Maliciously circuit-private multi-key FHE and MPC based on LWE

In this paper, we construct multi-key homomorphic and fully homomorphic encryption (resp. MKHE and MKFHE) schemes with malicious circuit privacy. Our schemes are based on learning with errors (LWE) besides appropriate circular security assumptions. In contrast, the previous maliciously circuit-private MKFHE scheme by Chongchitmate and Ostrovsky (PKC, 2017) is based on the non-standard decisional small polynomial ratio (DSPR) assumption with a super-polynomial modulus, besides ring learning with errors and circular security assumptions. We note that it was shown by Albrecht et al. (CRYPTO, 2016) that there exists a sub-exponential time attack against this type of DSPR assumption. The main building block of our maliciously circuit-private MKFHE scheme is a (plain) MKFHE scheme by Brakerski et al. (TCC, 2017), and the security of our schemes is proven under the hardness of LWE with sub-exponential modulus-to-noise ratio and circular security assumptions related to the Brakerski et al. scheme.
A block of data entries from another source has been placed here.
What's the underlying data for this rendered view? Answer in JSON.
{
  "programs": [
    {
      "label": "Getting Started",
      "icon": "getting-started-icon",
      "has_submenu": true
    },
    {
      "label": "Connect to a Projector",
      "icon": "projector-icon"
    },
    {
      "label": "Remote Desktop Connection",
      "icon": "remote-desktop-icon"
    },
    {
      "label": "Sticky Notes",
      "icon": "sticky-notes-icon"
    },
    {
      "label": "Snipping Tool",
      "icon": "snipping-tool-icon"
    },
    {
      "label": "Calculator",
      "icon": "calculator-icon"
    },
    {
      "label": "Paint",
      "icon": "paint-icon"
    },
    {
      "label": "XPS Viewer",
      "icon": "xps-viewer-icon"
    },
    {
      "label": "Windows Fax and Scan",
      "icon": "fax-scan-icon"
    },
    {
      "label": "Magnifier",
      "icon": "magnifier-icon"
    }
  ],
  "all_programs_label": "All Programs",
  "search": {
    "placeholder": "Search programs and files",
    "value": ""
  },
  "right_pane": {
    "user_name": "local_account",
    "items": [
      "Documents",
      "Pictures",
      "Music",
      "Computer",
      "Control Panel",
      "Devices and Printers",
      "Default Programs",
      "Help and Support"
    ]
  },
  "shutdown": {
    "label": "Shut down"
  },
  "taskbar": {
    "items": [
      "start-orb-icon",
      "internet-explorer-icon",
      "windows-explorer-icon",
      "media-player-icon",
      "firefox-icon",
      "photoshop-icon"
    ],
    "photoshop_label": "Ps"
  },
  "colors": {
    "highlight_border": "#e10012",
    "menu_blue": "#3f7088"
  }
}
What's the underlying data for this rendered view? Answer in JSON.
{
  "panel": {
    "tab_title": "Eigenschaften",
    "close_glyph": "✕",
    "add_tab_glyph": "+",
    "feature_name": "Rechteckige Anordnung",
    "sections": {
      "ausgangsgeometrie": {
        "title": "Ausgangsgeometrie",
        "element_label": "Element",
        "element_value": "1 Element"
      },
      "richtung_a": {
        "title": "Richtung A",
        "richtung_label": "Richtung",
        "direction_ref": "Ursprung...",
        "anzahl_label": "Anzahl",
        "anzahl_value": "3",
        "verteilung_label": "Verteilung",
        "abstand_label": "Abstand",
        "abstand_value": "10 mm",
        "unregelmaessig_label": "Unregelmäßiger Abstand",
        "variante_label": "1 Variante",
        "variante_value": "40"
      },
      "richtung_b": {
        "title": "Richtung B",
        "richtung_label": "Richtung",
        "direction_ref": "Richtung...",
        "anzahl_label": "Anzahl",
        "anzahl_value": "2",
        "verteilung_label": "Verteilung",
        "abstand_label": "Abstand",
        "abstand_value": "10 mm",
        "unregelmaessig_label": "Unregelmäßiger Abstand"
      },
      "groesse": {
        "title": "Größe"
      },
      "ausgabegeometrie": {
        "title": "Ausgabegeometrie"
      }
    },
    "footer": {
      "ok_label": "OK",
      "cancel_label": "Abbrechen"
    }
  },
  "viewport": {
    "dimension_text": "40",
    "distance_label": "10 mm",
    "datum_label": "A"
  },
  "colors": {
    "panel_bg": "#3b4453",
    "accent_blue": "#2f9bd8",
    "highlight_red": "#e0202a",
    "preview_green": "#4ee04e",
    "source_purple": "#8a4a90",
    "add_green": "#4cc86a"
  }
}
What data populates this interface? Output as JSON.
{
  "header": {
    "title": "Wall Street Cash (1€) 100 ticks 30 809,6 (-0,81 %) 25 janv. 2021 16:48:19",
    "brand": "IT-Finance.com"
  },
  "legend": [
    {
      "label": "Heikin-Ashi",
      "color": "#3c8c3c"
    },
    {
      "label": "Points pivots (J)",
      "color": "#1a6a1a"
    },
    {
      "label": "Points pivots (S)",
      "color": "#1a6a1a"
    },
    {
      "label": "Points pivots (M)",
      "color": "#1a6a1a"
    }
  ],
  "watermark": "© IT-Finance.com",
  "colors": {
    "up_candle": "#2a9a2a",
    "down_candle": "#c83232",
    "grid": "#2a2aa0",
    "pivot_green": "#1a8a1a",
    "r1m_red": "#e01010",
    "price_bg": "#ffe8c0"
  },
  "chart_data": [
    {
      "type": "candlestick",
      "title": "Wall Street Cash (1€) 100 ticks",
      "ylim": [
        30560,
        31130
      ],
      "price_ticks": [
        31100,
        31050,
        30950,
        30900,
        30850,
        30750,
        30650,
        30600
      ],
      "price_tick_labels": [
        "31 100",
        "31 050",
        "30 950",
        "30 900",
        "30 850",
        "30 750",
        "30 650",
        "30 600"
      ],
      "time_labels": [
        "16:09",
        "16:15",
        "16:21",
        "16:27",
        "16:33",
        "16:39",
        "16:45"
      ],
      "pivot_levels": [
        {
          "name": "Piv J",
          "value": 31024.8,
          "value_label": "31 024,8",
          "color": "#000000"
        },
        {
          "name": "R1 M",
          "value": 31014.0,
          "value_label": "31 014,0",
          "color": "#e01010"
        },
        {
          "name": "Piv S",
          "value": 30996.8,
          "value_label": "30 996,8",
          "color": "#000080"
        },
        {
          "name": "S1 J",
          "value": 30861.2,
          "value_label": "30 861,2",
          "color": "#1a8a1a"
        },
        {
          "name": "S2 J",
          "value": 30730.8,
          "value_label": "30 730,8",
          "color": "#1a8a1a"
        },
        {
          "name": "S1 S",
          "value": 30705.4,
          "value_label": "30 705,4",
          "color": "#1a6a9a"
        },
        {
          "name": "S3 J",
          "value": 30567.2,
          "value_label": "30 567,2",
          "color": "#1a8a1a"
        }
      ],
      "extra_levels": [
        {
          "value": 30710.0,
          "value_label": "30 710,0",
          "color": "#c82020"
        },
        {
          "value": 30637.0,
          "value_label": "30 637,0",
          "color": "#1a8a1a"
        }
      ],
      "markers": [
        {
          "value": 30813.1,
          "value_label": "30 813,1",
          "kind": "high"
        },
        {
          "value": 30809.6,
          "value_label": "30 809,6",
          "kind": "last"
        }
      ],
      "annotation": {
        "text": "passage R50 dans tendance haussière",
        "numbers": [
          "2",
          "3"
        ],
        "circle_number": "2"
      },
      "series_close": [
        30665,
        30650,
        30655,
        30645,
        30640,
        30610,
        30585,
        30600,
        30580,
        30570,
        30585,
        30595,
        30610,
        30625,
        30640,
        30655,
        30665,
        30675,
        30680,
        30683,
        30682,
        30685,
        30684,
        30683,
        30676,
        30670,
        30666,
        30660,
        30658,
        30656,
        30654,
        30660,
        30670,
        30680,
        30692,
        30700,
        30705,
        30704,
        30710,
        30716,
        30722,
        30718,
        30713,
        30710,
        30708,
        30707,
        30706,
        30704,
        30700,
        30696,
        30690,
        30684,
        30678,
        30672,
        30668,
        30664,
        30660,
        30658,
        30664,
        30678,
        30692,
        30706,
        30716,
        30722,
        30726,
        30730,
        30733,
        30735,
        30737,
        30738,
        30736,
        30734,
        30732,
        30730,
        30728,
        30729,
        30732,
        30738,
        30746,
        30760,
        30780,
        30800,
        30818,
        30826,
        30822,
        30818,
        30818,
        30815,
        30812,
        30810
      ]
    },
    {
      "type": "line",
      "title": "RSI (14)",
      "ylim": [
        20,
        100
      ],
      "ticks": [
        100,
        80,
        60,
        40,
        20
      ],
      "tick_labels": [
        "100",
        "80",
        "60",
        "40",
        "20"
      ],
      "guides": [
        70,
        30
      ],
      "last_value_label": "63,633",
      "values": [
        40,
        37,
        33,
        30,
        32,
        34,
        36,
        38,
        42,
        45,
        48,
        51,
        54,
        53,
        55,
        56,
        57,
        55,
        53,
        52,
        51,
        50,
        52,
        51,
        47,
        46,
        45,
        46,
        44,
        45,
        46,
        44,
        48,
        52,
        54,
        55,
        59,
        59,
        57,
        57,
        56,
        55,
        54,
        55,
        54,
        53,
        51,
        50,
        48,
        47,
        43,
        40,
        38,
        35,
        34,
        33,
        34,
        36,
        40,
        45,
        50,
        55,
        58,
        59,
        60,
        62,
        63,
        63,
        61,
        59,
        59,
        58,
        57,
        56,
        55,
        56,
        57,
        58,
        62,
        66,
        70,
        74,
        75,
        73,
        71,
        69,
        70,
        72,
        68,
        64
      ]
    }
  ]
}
Furthermore, based on our MKFHE schemes, we construct four-round multi-party computation (MPC) protocols with circuit privacy against a semi-honest server and malicious clients in the plain model. The protocols are obtained by combining our schemes with a maliciously sender-private oblivious transfer protocol and a circuit garbling scheme, all of which can be instantiated only assuming LWE.